2. Automatic spelling correction
- Large document collections make manual correction infeasible and require unsupervised, fully-automatic spelling correction.
- In conventional spelling correction of a single token, the user is presented with spelling correction suggestions. For automatic spelling correction of long multi-word text the algorithm itself has to make an educated choice.
Examples:
How it works
Individual tokens
The input string is split into tokens. Then the Symmetric Delete spelling correction algorithm is used to get suggestions for every token individually.
Combined tokens
Additionally, suggestions for every bigram (concatenated pair of consecutive tokens) are checked, but only if one of two consecutive tokens provides no suggestions or the best suggestion has an edit distance > 1.
The suggestion for the combined token are preferred, if suggestion(token1+token2).editDistance+1 < suggestion(token1).editDistance+suggestion(token2).editDistance
Split tokens
Additionally, all pairs of subterms from a token are generated, but only if that token was not combined, if the token consists of multiple chars and if the best suggestion of the token had an editDistance >0.
Dictionary generation
Dictionary quality is paramount for correction quality. In order to achieve this two data sources were combined by intersection:
Google Books Ngram data which provides representative word frequencies but contains many entries with spelling errors and SCOWL — Spell Checker Oriented Word Lists which ensures genuine English vocabulary but no word frequencies required for ranking of suggestions within the same edit distance.
Performance
0.0002 seconds / word
5000 words / second (single core on 2012 Macbook Pro)
Applications
For a single user or for small edit distances other algorithms might just be fine. But for search engines and search as a service search API where you have to serve thousands of concurrent users, while still maintaining a latency of a few milliseconds, and where spelling correction is not even the main processing task, but only one of many components in query preprocessing, you need the fastest spelling correction you can get.
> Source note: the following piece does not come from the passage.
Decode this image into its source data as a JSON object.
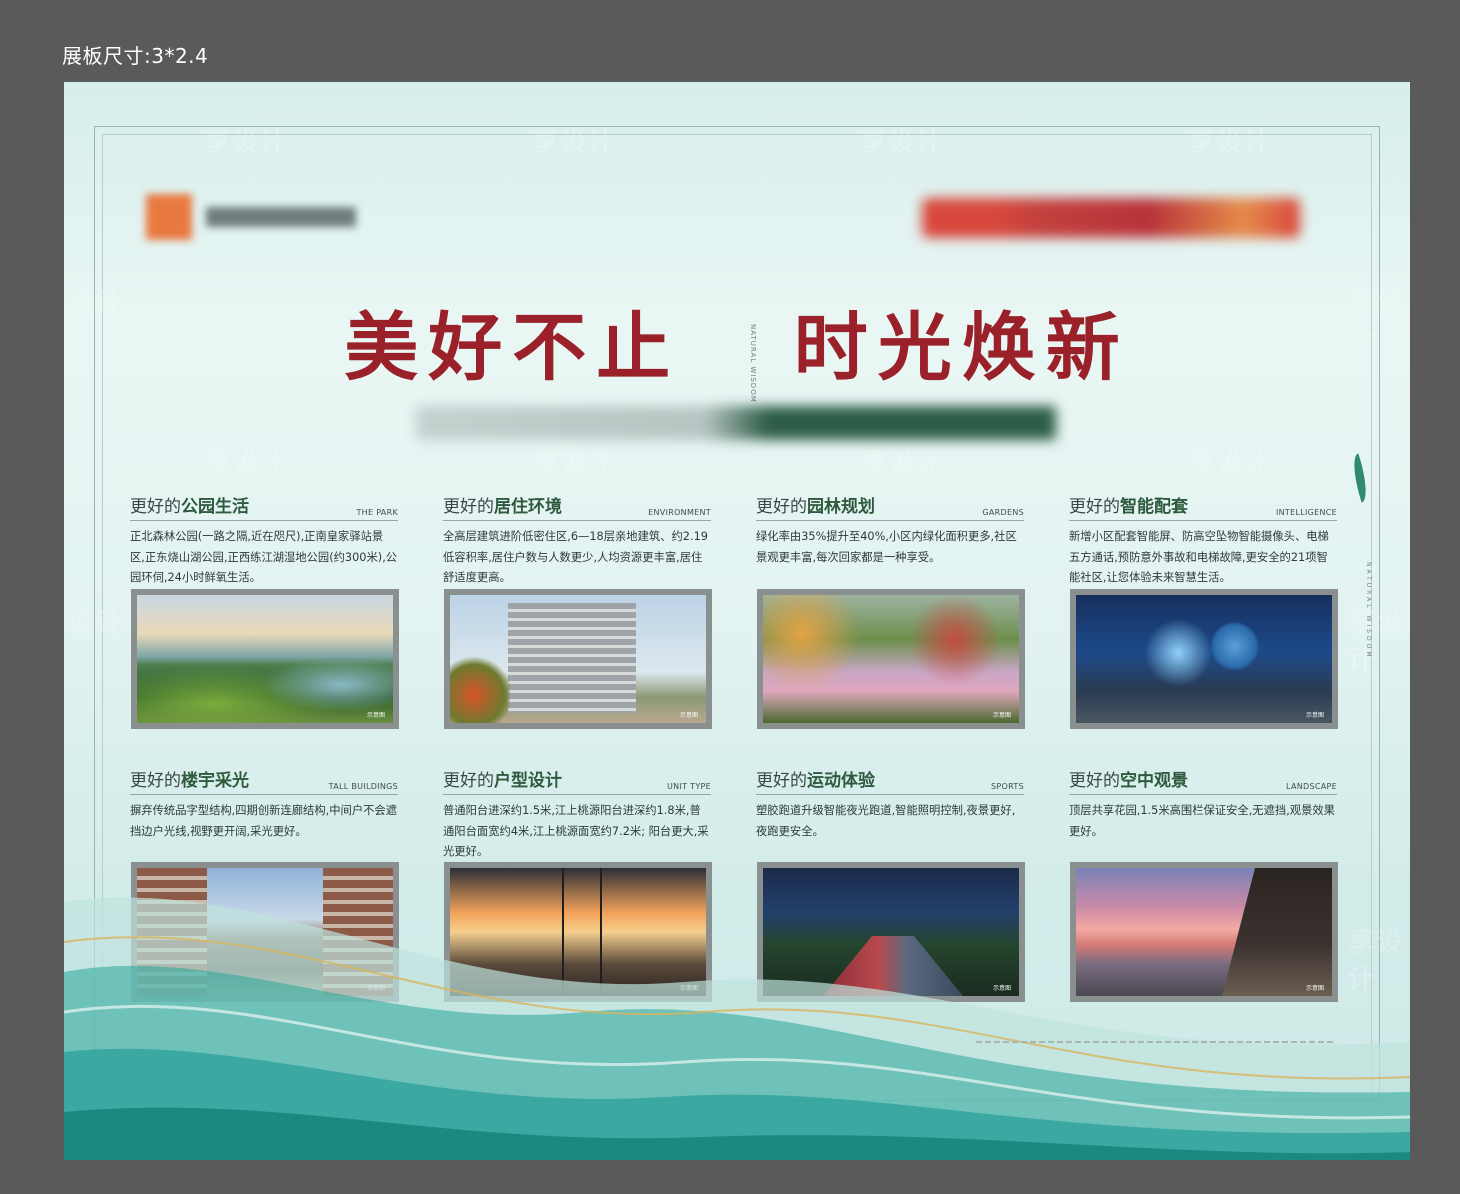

- Query correction (up to 26% of web queries contain misspelled terms),
- Chatbots (e.g. Symptomate and Florence using SymSpell),
- OCR post-processing,
- Automated proofreading.
Frequency dictionary
The {word frequency list](https://github.com/wolfgarbe/SymSpellCompound/blob/master/wordfrequency_en.txt) was created by intersecting the two lists mentioned below. By reciprocally filtering only those words which appear in both lists are used. Additional filters were applied and the resulting list truncated to ≈ 80,000 most frequent words.
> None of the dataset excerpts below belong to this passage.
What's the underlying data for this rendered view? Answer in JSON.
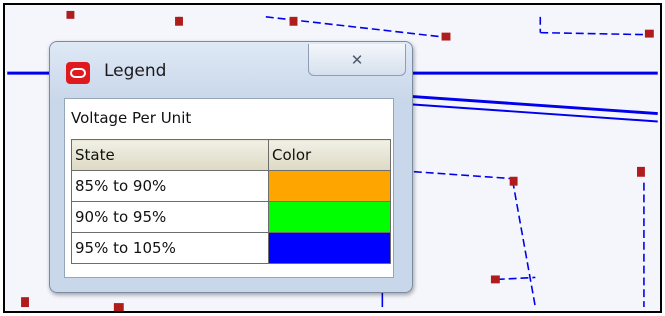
{
  "window": {
    "title": "Legend",
    "close_glyph": "✕",
    "app_icon": "app-logo-icon"
  },
  "legend": {
    "section_title": "Voltage Per Unit",
    "headers": {
      "state": "State",
      "color": "Color"
    },
    "rows": [
      {
        "state": "85% to 90%",
        "color": "#ffa500"
      },
      {
        "state": "90% to 95%",
        "color": "#00ff00"
      },
      {
        "state": "95% to 105%",
        "color": "#0000ff"
      }
    ]
  },
  "colors": {
    "line_blue": "#0000ee",
    "marker_red": "#b01c1c",
    "app_icon_red": "#e0191f"
  }
}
- Google Books Ngram data (License): Provides representative word frequencies
- SCOWL — Spell Checker Oriented Word Lists (License): Ensures genuine English vocabulary
Blog Posts: Algorithm, Benchmarks, Applications
- 1000x Faster Spelling Correction algorithm
- Fast approximate string matching with large edit distances in Big Data
- Very fast Data cleaning of product names, company names & street names
Todo
If a spelling error is a valid word at the same time (e.g. message vs. massage) it is currently not corrected.
Word frequencies could be used for ranking, but sometimes the rare word might be the correct one in a given context.
Bigram probabilities could provide context, but often context does not come from consecutive terms but is hidden more distant in the text. Collecting and storing co-occurrence probabilities for all term combinations of the vocabulary within a sliding window might be prohibitive.
We could resort to grammar and sentence elements and SyntaxNet.
We could guess author’s intent/reason for error by exploiting keyboard proximity, phonetic proximity and authors past personal vocabulary preferences.
False positives can occur when correct, but unknown words are within editDistanceMax of other, known words.